Monday, June 25, 2007


It's been 9 days since my last confession. Yawn. Pardon me.

My life is just... so... much! I love it though. I do. I love my job, I love going, I love being there, I love what I do while I'm there. So I can't complain. I'm just exhausted, that's all. And then I have to cram a week's worth of work for my second job into 2, sometimes 1 day... and that's a lot, guys! Especially when it's creative work that requires me to a) think, b) put sentences together, and c) functioning internet connection.

But anyway, the whole point of today's post is to share 3 things with you, all of which happened in one day of work. Today, to be specific.

1. I found out that one little girl, who lives with her grandmother, was taken away from her mother because last year her mom put her 4 year old brother in a dumpster and left him there. Thankfully, he was reported missing and it was all over the news, so someone found him. SO sad.

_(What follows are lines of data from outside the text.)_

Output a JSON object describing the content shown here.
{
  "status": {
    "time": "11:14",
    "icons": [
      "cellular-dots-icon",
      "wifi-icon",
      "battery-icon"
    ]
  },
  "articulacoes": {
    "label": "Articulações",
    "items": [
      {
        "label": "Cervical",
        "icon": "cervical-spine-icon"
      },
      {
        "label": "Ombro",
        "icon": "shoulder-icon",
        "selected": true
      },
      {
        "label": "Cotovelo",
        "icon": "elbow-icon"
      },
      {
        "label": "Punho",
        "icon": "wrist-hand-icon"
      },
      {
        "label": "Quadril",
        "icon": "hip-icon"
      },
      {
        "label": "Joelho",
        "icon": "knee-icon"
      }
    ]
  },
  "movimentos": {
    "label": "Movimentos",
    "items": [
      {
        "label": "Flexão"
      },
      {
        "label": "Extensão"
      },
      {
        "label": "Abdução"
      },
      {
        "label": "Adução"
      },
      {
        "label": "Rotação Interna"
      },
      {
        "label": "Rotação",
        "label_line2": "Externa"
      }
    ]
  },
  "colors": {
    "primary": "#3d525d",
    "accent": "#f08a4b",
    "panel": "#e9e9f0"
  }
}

2. Another little girl, 5 years old, asked to go potty in a panic. She's got a history of accusing teachers of inappropriate behavior (you don't have to think too hard), so we can never be alone with her. I grabbed a 4th grader to go in the bathroom with me and thank goodness I did because after a good 5 minutes of "trying" to go potty, I told her time was up and to come on out and wash her hands. She hopped off the potty and announced "It'w have to wait 'tiw tomowwow." "What will have to wait?" I asked. "My doo doo. It's too big for today." The other girl just looked at me horrified. And I don't blame her.

3. We took the kids to a nursing home to sing songs from last week's musical and about 1 minute into the first song I noticed an elderly woman in her wheel chair in the back row... naked. Bless her heart, I have no idea what she was trying to do, but I looked at my buddy teacher, Matt, and did the "don't-move-your-lips" mutter and said "that woman isn't wearing a shirt." He notified staff member and within .0005 seconds there was a team of nurses bolting to get her decent. Poor woman. But seriously, it was so uncomfortable. Thankfully the kids were facing the opposite direction and saw nothing of the boobs. (The boobs! Poor woman's nimples were MIA after all these years.)

4. One of my most challening kids (Andrea, it's the chicken catoris kid) came whimpering over to me during song practice complaining that he needed ice for his toe because it was going "up and down." I hate when that happens!

5. My favorite girl, upon entering a bathroom stall (seriously, my whole day revolves around the damn toilet) came back out and asked "What is that, Miss Katie?" "What is what, Vivian?" "That thing in the toilet." I looked, realized it was a nugget and told her to use the next stall. Clearly she wasn't satisfied and asked again "But what was it?" "I think you know what it was," I responded trying my best to end the conversation before anyone else heard. Still not satisfied, she asked "Is it candy?" with eyes as big as lollipops! I couldn't help but burst into laughter, as I often do with this job, and said "No!! Not even close!" "Poop?" she realized. "Yes, it's poop, Viv."

6. The sister of the doo doo girl informed another girl that she had big fat boobs that were squooshy. Then she demonstrated with her hands just how big and squooshy they truly were. (Keep in mind, this is the sister of the law suit girl, and the culprit of her own law suit against a teacher.)

OK, that turned into 6. But the stories just kept comin! All in a day's work:)


Bryna said...

Little kids should not have law suits. It's just wrong.

K-tell said...

I agree. Especially false ones.

Andrea said...

I agree with the lawsuit comment. I still can't believe this!

And also, I really think Catoris MIGHT like boys. Either that, or he's going to grow up to be a metrosexual. Which...what's the difference again?